🤖 AI Summary
This study addresses the challenge of identifying heterogeneous subgroups in irregularly sampled longitudinal data with respect to disease progression. The authors propose a dual-view probabilistic mixture model that jointly integrates static baseline covariates and dynamic longitudinal biomarker trajectories within a unified clustering framework. Innovatively, the model employs neural ordinary differential equations to capture complex temporal dynamics and incorporates a sparsity-inducing logarithmic penalty into the EM algorithm to enhance subgroup interpretability. Applied to a cohort of ANCA-associated vasculitis patients, the method successfully uncovers distinct patient subgroups characterized by significantly divergent serum creatinine trajectories and markedly different risks of end-stage kidney disease, thereby demonstrating both the methodological validity and clinical utility of the proposed approach.
📝 Abstract
Effectively modeling irregularly sampled longitudinal data is essential for understanding disease progression and improving risk prediction.

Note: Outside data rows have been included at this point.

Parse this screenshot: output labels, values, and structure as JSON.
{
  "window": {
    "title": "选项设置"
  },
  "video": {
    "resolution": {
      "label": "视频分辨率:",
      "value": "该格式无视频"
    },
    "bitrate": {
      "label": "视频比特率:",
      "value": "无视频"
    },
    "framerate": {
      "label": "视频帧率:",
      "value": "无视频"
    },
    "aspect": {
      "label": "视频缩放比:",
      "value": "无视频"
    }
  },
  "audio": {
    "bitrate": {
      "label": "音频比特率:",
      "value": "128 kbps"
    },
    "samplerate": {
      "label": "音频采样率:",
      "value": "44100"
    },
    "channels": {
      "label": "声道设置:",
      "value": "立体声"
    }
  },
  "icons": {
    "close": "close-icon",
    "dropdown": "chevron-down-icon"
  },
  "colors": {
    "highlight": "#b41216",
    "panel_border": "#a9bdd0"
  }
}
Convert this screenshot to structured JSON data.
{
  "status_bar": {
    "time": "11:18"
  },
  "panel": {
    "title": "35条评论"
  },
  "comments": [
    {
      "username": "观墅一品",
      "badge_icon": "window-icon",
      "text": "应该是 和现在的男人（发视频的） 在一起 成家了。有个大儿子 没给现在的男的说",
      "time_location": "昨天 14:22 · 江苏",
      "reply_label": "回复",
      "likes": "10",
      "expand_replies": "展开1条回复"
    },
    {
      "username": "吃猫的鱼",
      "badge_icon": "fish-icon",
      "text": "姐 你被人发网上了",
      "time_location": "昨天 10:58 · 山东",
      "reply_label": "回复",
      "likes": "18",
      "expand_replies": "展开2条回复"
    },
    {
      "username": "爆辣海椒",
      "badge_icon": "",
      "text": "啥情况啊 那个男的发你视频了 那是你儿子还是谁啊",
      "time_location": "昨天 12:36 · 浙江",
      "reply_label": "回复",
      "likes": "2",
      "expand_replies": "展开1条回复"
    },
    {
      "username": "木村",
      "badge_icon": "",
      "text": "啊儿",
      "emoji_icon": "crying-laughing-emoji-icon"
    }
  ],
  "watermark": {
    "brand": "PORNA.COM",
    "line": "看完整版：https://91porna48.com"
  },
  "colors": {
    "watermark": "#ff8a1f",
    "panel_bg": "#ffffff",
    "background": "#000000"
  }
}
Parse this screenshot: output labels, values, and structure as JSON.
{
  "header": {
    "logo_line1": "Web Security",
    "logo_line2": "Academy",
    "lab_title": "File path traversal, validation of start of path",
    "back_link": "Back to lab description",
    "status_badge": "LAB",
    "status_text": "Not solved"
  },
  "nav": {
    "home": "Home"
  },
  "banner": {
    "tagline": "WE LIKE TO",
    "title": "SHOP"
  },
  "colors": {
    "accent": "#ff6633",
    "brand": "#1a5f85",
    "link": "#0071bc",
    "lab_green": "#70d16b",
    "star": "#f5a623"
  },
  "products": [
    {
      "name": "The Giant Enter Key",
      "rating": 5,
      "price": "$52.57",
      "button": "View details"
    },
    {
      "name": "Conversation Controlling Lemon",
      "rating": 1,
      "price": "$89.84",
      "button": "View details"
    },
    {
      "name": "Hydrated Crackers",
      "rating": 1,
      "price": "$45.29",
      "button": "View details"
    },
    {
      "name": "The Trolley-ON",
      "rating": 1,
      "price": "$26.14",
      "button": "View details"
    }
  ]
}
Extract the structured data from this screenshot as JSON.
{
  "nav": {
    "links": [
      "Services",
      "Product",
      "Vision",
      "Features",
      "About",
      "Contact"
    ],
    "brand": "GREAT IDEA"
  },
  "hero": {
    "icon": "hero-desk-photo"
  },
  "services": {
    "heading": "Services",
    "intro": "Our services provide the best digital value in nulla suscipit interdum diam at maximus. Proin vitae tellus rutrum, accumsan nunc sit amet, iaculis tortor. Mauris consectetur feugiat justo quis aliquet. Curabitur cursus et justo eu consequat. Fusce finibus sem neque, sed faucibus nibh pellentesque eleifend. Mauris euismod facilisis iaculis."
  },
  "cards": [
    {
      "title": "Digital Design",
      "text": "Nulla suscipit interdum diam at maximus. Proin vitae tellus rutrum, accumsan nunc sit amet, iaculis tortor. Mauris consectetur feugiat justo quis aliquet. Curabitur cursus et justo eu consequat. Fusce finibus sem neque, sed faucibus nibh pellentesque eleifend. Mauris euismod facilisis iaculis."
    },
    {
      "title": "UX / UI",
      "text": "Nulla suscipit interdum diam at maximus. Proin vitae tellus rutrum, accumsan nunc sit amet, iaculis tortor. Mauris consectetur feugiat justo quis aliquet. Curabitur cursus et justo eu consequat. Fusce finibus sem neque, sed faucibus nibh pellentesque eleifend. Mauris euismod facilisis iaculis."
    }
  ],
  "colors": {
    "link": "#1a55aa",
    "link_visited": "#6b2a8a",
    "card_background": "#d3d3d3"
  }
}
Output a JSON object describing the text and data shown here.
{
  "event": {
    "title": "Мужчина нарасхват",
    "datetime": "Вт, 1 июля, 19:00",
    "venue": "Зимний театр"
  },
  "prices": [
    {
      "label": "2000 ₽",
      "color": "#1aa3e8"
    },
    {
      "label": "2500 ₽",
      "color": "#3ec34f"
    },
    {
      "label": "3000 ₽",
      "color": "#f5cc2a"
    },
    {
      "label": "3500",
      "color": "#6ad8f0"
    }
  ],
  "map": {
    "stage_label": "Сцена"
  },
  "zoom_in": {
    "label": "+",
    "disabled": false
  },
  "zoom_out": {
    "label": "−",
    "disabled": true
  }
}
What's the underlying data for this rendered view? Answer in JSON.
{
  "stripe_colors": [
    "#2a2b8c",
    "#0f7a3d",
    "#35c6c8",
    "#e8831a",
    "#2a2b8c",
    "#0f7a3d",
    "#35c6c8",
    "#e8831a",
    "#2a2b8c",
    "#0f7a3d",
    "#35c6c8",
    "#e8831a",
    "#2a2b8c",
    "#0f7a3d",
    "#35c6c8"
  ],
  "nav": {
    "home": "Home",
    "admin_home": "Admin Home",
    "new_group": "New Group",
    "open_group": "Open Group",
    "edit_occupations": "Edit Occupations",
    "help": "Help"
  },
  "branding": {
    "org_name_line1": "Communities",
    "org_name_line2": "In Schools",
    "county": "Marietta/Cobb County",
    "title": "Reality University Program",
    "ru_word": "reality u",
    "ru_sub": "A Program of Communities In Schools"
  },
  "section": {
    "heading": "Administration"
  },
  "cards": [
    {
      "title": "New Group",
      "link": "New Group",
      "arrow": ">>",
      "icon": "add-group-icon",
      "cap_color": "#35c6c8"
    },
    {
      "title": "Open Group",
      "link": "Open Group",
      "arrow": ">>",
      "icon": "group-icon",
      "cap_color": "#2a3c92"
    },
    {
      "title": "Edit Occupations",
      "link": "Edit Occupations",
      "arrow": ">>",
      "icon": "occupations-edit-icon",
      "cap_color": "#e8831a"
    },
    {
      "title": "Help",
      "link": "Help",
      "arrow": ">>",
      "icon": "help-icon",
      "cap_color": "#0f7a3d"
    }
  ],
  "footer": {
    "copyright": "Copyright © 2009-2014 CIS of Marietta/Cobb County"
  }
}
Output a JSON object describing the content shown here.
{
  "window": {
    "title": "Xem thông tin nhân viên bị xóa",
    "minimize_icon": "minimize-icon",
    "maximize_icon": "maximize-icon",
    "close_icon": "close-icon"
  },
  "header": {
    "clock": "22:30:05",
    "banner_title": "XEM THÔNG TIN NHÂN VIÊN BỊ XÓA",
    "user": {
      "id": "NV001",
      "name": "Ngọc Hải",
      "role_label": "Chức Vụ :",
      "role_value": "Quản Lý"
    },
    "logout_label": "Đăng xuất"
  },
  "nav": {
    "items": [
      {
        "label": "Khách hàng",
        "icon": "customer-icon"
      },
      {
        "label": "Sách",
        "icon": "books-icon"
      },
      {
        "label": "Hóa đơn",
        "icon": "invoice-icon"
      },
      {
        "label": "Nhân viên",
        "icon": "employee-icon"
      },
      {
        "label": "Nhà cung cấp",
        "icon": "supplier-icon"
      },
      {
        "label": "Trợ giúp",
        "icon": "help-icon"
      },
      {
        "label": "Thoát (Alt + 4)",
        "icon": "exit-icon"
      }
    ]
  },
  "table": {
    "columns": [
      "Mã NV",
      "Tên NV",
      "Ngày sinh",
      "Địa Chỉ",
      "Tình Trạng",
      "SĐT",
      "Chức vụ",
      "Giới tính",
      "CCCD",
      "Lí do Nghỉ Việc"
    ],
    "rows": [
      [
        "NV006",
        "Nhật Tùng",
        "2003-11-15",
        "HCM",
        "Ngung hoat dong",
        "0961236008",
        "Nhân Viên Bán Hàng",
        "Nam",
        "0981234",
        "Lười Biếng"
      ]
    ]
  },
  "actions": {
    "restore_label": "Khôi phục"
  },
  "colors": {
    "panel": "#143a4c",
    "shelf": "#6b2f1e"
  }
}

We propose a two-view mixture model that integrates static baseline covariates and longitudinal biomarker trajectories within a unified probabilistic clustering framework. Temporal patterns are modeled using Neural Ordinary Differential Equations. Model training uses an EM algorithm with a sparsity-inducing log-penalty for interpretable subgroup discovery. Application of the model to an Irish cohort of ANCA-associated vasculitis patients reveals subgroups with heterogeneous serum creatinine trajectories and variation in end-stage kidney disease outcomes.